Associate the Codec with Device Profiles:

  • Go to the Device Profiles in MetSci.
  • Assign the new codec to each profile that uses the corresponding device type.

Test in Production:

  • Send live payloads from devices to verify they are correctly decoded in MetSci.
  • Check the application integration (e.g., Node-RED or InfluxDB) for proper output.

Step 5: Share the Codec

Document the Codec:

  • Write clear documentation for the codec, explaining:
    • Input format (e.g., raw payload structure).
    • Output format (tags and fields).
    • Any assumptions or limitations.

Publish the Codec:

  • Add the codec to a shared repository or tenant-wide accessible location in MetSci
  • Optionally, contribute it to the open-source community or post it in forums like GitHub or ChirpStack discussions.

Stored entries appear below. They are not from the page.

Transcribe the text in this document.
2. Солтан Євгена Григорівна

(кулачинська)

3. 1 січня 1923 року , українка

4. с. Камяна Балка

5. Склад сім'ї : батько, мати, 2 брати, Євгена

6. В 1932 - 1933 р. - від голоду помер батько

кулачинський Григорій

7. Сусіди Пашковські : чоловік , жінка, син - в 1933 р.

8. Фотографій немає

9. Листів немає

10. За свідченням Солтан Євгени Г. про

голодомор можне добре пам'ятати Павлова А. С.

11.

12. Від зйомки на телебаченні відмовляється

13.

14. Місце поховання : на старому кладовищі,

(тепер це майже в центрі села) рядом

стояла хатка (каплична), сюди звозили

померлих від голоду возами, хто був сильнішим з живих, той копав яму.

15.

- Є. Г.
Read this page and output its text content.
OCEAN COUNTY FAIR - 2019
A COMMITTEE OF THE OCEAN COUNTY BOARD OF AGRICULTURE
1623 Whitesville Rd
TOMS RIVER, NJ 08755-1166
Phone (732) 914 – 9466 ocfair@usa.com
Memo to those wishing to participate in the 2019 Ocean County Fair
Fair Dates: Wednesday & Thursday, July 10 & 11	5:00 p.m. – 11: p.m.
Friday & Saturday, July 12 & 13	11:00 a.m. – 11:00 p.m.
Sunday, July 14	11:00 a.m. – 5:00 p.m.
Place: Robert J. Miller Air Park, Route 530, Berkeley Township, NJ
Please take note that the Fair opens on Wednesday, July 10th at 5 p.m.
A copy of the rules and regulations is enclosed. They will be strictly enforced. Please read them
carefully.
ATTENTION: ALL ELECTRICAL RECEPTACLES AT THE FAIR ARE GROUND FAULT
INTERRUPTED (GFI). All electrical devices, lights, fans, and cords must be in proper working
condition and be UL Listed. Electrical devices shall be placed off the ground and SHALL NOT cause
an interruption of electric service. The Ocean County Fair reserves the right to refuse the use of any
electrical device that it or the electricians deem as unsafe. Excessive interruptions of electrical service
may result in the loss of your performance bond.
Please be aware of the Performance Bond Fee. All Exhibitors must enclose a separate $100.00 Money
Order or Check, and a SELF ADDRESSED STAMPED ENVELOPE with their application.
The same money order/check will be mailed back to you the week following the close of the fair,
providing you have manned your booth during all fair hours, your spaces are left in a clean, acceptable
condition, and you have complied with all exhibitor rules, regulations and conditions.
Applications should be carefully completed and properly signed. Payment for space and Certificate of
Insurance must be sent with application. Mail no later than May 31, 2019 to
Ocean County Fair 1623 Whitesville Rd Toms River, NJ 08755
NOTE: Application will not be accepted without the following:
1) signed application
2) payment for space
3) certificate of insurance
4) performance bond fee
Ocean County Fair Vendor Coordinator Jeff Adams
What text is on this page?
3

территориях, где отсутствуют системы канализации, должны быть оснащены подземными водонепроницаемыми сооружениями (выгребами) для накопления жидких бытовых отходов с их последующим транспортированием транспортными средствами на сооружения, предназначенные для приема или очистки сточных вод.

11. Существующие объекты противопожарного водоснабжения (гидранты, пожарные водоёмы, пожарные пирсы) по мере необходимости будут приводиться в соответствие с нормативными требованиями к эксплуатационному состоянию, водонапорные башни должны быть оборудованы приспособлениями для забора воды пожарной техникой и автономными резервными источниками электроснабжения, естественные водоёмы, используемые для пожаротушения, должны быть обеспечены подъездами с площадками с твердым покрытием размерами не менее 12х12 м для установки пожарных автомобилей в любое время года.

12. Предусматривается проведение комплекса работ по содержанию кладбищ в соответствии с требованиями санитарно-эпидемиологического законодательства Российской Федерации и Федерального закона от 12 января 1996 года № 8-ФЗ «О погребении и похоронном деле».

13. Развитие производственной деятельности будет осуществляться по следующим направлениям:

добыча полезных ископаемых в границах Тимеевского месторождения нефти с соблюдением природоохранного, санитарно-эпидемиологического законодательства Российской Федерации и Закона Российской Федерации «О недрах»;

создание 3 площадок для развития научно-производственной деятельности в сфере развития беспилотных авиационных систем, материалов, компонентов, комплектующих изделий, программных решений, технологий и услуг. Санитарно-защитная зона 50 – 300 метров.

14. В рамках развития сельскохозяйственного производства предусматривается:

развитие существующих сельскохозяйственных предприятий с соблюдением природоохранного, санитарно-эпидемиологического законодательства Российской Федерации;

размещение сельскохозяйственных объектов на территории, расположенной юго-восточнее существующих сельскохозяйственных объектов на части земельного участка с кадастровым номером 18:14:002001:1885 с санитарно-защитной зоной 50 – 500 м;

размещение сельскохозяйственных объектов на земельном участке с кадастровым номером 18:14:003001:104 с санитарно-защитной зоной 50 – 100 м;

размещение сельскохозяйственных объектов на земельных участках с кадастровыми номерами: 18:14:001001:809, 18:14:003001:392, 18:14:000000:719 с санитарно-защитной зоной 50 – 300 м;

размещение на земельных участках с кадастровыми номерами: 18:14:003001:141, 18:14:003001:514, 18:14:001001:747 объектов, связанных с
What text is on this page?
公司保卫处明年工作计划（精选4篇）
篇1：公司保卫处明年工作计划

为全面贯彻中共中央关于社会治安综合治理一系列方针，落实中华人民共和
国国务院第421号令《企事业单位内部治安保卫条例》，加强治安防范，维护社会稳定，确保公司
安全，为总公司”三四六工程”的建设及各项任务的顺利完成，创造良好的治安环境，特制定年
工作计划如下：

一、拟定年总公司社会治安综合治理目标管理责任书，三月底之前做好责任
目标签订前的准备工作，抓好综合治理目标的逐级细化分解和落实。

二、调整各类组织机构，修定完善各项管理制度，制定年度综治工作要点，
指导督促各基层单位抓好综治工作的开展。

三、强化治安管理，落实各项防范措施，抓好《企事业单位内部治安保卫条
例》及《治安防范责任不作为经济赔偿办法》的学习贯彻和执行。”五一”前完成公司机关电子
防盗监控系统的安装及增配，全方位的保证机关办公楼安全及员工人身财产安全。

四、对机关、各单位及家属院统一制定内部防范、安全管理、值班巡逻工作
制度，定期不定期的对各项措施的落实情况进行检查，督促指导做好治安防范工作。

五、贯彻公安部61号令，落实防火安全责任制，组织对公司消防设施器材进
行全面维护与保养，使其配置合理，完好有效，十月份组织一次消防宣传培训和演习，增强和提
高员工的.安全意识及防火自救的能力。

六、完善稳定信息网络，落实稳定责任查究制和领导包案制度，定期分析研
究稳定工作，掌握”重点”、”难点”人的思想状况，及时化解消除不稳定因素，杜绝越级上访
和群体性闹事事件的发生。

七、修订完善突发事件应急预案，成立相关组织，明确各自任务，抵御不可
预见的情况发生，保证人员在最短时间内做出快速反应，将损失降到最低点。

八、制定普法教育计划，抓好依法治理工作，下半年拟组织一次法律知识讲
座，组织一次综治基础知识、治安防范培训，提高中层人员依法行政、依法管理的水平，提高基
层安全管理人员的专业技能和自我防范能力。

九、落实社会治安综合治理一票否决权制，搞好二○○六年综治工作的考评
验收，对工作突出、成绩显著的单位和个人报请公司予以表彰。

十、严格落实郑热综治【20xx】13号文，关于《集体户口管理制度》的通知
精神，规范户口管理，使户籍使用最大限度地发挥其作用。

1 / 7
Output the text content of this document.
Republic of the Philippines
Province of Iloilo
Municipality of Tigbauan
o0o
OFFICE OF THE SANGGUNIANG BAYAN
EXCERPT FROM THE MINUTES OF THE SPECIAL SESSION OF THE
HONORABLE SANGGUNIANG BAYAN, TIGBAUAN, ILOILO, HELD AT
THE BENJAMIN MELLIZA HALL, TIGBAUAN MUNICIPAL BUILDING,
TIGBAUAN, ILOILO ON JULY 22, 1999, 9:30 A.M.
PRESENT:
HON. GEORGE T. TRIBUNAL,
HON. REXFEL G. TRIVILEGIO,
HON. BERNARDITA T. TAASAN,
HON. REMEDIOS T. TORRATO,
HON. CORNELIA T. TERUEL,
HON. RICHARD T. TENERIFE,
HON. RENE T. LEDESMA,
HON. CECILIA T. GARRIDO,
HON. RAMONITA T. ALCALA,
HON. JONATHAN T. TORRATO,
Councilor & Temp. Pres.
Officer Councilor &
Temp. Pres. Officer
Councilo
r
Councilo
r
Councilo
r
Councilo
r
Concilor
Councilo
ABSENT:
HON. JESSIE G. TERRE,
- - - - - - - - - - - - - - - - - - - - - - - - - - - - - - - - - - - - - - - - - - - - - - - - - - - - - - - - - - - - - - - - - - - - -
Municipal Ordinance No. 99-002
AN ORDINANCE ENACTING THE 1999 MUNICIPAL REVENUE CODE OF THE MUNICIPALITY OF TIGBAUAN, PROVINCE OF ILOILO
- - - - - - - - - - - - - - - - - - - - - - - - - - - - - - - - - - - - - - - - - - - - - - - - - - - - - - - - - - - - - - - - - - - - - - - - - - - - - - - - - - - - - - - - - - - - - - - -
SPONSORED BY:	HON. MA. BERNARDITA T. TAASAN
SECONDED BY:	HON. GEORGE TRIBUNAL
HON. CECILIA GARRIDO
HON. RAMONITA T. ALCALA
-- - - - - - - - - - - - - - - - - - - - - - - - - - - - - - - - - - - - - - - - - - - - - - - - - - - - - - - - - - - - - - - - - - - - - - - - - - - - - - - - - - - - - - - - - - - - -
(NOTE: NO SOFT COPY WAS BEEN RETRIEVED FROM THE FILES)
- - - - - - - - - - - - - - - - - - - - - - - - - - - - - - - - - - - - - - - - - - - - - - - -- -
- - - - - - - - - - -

Step 6: Monitor and Iterate

Monitor Data Consistency:

  • Periodically review incoming data for anomalies or inconsistencies.
  • Run queries in your database (e.g., InfluxDB) to check for schema alignment.

Iterate as New Devices Are Added:

  • Use the standardized workflow to onboard new devices and codecs.
  • Ensure they adhere to the schema from the start.

Key Notes:

  • Start Small: Begin with one device type and scale as you refine the process.
  • Reuse Logic: Write modular functions in your codec for common transformations (e.g., unit conversions, metadata extraction).
  • Cross-Tenant Compatibility: Ensure all device profiles and applications across tenants use the same schema.